- use the transition to fully implement the United Nations Declaration on the Rights of Indigenous Peoples;
- expand sectors that are already low-carbon like caregiving, teaching, social work, the arts and public-interest media;
- provide status and protection for all workers and “rebalance the scales of climate justice” by welcoming migrants and refugees;
- massively invest in public infrastructure, transit and rail projects;
- endorse “energy democracy,” community control of new clean energy systems;.
- reject austerity politics and force polluters and to pay for the energy transition.
The document made front-page news across Canada when it launched the leadup to the 2015 federal election, and set off a powerful backlash from right-wing politicians and commentators, including Conservative Prime Minister Brian Mulroney, Rex Murphy, Conrad Black and more. Conservative papers published an average of an article a week attacking the manifesto over the following year.
Nonetheless, momentum continued to build around The Leap Manifesto, inspiring dozens of local groups and vigorous public debates about the speed and ambition of Canada’s energy transition.
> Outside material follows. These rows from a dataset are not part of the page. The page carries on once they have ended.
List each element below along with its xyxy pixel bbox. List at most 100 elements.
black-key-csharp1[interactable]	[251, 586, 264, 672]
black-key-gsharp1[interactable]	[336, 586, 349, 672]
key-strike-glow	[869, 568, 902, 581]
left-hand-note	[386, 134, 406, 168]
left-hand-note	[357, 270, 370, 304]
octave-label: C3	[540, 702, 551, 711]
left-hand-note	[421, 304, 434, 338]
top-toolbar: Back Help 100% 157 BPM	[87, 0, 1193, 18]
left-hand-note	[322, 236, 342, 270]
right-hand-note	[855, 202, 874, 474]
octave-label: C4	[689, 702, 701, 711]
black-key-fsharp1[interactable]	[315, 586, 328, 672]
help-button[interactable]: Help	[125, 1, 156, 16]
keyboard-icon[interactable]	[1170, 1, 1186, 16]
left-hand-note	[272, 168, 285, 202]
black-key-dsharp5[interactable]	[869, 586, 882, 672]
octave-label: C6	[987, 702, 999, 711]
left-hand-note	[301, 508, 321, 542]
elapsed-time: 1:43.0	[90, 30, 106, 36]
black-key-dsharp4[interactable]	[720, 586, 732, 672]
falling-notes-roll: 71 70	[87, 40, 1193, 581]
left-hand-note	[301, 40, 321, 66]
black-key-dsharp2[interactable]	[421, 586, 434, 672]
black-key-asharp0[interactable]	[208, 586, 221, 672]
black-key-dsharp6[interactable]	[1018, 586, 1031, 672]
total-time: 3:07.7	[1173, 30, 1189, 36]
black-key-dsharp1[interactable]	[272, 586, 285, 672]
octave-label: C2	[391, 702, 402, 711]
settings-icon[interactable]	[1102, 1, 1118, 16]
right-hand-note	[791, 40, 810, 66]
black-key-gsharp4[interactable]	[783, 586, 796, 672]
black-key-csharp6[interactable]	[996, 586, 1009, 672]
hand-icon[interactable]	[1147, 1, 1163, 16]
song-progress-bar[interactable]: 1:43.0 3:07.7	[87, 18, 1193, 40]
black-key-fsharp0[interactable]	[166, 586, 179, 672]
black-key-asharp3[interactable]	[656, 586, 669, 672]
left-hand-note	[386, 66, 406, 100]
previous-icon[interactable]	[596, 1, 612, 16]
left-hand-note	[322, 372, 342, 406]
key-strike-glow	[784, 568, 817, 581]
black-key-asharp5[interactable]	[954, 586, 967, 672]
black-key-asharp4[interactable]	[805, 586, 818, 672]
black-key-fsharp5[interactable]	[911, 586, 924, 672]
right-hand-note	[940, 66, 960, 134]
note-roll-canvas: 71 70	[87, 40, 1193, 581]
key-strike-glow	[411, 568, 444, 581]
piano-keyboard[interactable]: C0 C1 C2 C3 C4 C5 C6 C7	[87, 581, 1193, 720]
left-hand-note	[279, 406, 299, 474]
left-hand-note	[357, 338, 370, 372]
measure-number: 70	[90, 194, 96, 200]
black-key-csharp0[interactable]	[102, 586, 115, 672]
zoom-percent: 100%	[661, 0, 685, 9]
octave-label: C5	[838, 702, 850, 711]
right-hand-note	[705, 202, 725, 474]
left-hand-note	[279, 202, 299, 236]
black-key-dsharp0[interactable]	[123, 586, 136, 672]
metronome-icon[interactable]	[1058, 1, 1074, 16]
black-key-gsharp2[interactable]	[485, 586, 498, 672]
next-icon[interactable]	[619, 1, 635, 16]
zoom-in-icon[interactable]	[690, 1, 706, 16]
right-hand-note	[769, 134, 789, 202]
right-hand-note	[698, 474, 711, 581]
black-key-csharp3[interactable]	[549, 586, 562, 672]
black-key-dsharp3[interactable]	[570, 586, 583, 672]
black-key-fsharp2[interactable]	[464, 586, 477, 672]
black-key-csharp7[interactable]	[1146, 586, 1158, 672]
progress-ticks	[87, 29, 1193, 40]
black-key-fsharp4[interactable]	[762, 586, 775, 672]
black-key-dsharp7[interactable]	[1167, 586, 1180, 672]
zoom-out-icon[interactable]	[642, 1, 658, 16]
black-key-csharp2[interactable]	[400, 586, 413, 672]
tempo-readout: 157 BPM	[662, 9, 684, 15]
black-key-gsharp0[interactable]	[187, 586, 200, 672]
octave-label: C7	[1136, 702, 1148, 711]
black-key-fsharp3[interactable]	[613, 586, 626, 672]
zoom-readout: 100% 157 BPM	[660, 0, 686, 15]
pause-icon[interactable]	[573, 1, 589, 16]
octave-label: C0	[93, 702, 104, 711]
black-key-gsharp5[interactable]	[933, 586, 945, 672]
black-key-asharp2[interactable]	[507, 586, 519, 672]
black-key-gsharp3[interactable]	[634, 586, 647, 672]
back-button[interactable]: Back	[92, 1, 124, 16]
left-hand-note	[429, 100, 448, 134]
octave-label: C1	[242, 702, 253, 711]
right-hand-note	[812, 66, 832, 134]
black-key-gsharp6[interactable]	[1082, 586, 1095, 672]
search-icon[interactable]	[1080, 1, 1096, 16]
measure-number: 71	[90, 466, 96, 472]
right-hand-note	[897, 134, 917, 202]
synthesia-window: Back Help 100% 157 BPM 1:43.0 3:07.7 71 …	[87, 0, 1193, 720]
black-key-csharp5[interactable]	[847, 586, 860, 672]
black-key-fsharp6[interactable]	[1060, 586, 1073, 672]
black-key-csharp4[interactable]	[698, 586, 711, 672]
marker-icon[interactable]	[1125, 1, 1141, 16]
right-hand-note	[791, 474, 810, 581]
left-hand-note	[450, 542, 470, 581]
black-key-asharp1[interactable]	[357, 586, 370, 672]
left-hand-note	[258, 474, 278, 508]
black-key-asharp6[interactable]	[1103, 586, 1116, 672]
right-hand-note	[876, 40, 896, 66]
A grassroots movement within Canada’s New Democratic Party successfully pushed for the party to debate its key principles at the 2016 convention, leading Macleans Magazine to call the manifesto “the closest thing we’ve seen in Canada to the Bernie Sanders movement.”
A public event at the 2015 Paris Climate Convention attracted over 500 attendees and led to international projects inspired by the document; CNN International covered the event and called the manifesto “a blueprint that could be used around the world.”
In early 2016, members of the core organizing team behind The Leap Manifesto founded The Leap as an independent organization to advocate for ambitious and intersectional climate solutions and projects that brought them to life. Naomi Klein has also written extensively about The Leap Manifesto and the meeting that inspired it, in her books No is Not Enough and On Fire: the Burning Case for a Green New Deal.